General characteristics
- Class & type: Ivan Susanin-class patrol ship
- Displacement: 3,710 t (3,650 long tons) (full load)
- Length: 70 m (230 ft)
- Beam: 18.1 m (59 ft)
- Draught: 6.5 m (21 ft)
- Installed power: 3 × 13D100 (3 × 1,800 hp)
- Propulsion: Diesel–electric; two shafts (2 × 2,400 hp)
- Speed: 15.4 knots (28.5 km/h; 17.7 mph)
- Range: 10,700 nautical miles (19,800 km; 12,300 mi) at 12.5 knots (23.2 km/h; 14.4 mph)
- Endurance: 50 days
- Complement: 10 officers; 113 crew;
- Sensors & processing systems: MR-302 Rubka ("Strut Curve") surface and air-search radar; MR-105 Turel ("Hawk Screech") fire-control radar;
- Armament: 1 × twin 76 mm AK-726; 2 × 30 mm AK-630;
- Aviation facilities: Helideck for Kamov Ka-25 or Ka-27

= Russian patrol ship Neva =

Ivan Susanin-class icebreaking patrol ship

Neva (Нева) is a Soviet and later Russian icebreaking patrol ship in service with the Coast Guard of the Border Service of the Federal Security Service of the Russian Federation. It is one of eight Project 97P patrol ships built by Admiralty Shipyard in Leningrad in 1973–1981.

== Description ==

In the mid-1950s, the Soviet Union began developing a new diesel-electric icebreaker design based on the 1942-built steam-powered icebreaker Eisbär to meet the needs of both civilian and naval operators. Built in various configurations until the early 1980s, the Project 97 icebreakers and their derivatives became the largest and longest-running class of icebreakers and icebreaking vessels built in the world.

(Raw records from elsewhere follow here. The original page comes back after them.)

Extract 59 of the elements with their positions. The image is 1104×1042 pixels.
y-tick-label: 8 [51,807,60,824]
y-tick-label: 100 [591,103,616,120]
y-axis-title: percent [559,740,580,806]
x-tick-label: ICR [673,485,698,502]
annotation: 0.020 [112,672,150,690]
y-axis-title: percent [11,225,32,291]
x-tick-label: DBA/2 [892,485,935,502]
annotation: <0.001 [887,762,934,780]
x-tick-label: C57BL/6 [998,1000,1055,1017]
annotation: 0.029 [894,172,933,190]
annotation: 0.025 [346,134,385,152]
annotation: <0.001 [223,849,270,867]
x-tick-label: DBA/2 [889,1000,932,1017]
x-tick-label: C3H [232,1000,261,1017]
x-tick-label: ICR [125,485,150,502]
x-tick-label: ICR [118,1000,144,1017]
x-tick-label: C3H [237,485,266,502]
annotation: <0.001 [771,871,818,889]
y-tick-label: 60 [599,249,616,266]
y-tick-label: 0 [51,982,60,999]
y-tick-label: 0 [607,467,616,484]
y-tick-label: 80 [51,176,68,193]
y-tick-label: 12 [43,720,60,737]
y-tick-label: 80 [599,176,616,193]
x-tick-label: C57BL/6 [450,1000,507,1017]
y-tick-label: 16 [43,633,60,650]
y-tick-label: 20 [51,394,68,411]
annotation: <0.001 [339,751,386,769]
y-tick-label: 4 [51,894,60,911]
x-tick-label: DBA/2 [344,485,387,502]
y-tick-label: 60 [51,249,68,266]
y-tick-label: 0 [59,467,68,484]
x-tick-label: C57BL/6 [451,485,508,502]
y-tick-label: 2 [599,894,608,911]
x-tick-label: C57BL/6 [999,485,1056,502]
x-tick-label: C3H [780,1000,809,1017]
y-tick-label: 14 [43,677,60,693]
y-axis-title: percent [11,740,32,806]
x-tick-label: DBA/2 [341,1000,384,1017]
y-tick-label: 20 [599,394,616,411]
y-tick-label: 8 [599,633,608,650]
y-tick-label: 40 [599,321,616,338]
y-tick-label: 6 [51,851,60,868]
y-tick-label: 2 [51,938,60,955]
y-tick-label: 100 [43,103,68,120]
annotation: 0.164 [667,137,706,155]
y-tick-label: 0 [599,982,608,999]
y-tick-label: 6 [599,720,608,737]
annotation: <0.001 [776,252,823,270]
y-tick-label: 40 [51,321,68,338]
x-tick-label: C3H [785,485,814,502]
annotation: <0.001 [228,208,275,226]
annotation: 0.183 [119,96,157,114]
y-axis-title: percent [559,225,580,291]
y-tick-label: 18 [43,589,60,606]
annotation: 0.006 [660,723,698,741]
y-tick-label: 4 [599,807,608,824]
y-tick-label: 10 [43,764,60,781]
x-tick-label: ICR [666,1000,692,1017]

The patrol ship variant, Project 97P (97П), was developed as a response to the renewed interest of the Soviet Navy and Soviet Border Troops on icebreaking patrol vessels after United States Coast Guard and Canadian Coast Guard icebreakers began appearing more frequently near the country's northern maritime borders. New icebreaking patrol vessels were needed because existing Soviet naval vessels could not operate in ice-covered waters and large icebreakers, in addition to being unarmed and operated by civilians, could not be distracted from their primary mission of escorting merchant ships.

Project 97P patrol ships are 70 m long overall and have a beam of 18.1 m. Fully laden, the vessels draw 6.5 m of water and have a displacement of 3710 t. Their three 1800 hp 10-cylinder 13D100 two-stroke opposed-piston diesel engines are coupled to generators that power electric propulsion motors driving two propellers in the stern. In addition to being slightly bigger than the icebreakers they are based on, Project 97P lacks the bow propeller and features a bigger deckhouse built of aluminum-magnesium alloy to reduce weight as well as a helideck capable of receiving Kamov Ka-25 or Ka-27 helicopters.

All Project 97P patrol ships were initially armed with a twin 76 mm AK-726 deck gun and two 30 mm AK-630 close-in weapon systems, but the ships operated by the navy were later disarmed.

== History ==

The sixth of eight Project 97P patrol ships was laid down at Admiralty Shipyard in Leningrad on 23 November 1977, launched on 28 July 1978, and delivered on 27 December 1978. The ship was named after the Neva River and joined the maritime unit of the KGB Border Troops.

Unable to transit the Northern Sea Route in 1979, Neva was initially stationed in the western sector. In the following year, it sailed to the Russian Far East along the Arctic coast while escorting the Soviet Navy Delta III-class submarine K-223 Podolsk. For this reason, the vessel was fitted with a stern towing notch, a unique feature among the Project 97P patrol ships.

Following the dissolution of the Soviet Union, Neva was passed over to the Coast Guard of the Border Service of the Federal Security Service of the Russian Federation. The vessel remains in service as of 2024.